Drawing comparisons with the Russian Revolution of 1917, US Secretary of State Henry Kissinger warned Soares that he faced becoming “the Kerensky of Portugal.” Kerensky’s provisional government was swept aside by the October Revolution led by Lenin’s Bolshevik Party. The PSP and Soares participated in the provisional governments promoted by the MFA in order to prevent the development of any independent expression of workers’ power, such as the development of workers’ councils, or soviets. Thanks to the participation of the PSP and the Stalinists, together with the support of various radical organisations, the provisional governments were able to successfully contain the revolutionary movement of the working class.
After the sixth provisional government proposed austerity and repressive measures, a new constitution was proclaimed in April 1976. This announced that the nationalisations and land seizures of the preceding two years would be made permanent. It also pledged its commitment to realise socialism. On the basis of this, the PSP won the elections to the new parliament and Soares was elected prime minister. Virtually his first act was to call in the IMF and implement a structural adjustment programme at its behest. Having secured the safety of Portuguese capitalism for a period, Soares assumed responsibility for implementing the measures required by big business against the working class.

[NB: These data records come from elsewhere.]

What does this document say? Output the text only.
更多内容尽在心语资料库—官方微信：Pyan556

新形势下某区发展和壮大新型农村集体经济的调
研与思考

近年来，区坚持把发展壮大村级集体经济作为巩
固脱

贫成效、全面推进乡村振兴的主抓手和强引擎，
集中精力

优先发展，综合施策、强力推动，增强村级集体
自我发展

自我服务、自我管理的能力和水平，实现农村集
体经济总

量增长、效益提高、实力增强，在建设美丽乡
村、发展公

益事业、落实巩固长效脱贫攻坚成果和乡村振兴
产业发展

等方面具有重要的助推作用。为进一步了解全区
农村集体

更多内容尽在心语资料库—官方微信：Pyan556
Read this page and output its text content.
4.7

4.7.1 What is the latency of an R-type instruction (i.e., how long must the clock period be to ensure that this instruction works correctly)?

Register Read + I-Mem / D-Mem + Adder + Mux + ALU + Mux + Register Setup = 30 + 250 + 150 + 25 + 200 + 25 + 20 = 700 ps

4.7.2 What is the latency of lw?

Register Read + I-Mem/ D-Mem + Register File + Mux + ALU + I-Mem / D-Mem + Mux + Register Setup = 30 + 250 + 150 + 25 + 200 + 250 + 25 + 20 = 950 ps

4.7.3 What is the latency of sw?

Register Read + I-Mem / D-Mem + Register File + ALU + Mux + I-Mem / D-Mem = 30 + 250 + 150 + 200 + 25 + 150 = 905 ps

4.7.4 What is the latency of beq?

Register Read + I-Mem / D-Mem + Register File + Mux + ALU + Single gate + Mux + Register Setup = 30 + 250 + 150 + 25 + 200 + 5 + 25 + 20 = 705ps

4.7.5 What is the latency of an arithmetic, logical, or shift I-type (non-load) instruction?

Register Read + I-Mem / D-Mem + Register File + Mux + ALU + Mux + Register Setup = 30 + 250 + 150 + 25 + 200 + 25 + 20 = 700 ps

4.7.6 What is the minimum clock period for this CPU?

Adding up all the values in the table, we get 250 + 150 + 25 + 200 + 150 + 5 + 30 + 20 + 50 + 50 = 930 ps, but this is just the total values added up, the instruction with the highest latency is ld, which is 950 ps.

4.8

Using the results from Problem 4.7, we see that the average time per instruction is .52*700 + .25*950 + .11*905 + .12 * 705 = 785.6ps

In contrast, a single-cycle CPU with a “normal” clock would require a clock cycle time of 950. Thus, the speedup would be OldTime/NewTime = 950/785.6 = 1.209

As prime minister between 1976 and 1978, and again between 1983 and 1985, he oversaw Portugal’s entry into the European Union. He served as president from 1986 to 1996. Since his retirement from direct involvement in Portuguese politics in 1996 he has been heavily involved in various European Parliament commissions. Honorary president of the Socialist (Second) International, he has continued to be a loyal supporter of capitalism, warning against possible revolutionary reactions by the working class to attacks on their conditions internationally.
Last year, on the anniversary of the 1974 Revolution, he warned that the growth of inequality in Portugal could lead to escalating political tensions. He argues that global capitalism can best be defended by a global government. In a 1999 article entitled “The Democratic Invention” he wrote:
“The globalization of the world’s economies and the nature of the major challenges that the planet faces today—for example, the preservation of ecological balances, crime and terrorism, underdevelopment, and the struggle against poverty—suggest that some kind of global governance is required” (Journal of Democracy 10.2 (1999), Special Issue: “What Went Wrong With Russia,” p. 111).
By this, Soares means the United Nations and other multilateral institutions of the bourgeoisie should be strengthened. If they are not, he explained in 2003 to the World Social Forum, he feared that an escalation of economic recession “could turn into the great crisis of capitalism.”
Mario Soares has devoted his entire life to opposing revolutionary movements. Workers should note his renewed intervention into Portuguese political life and draw the necessary conclusions.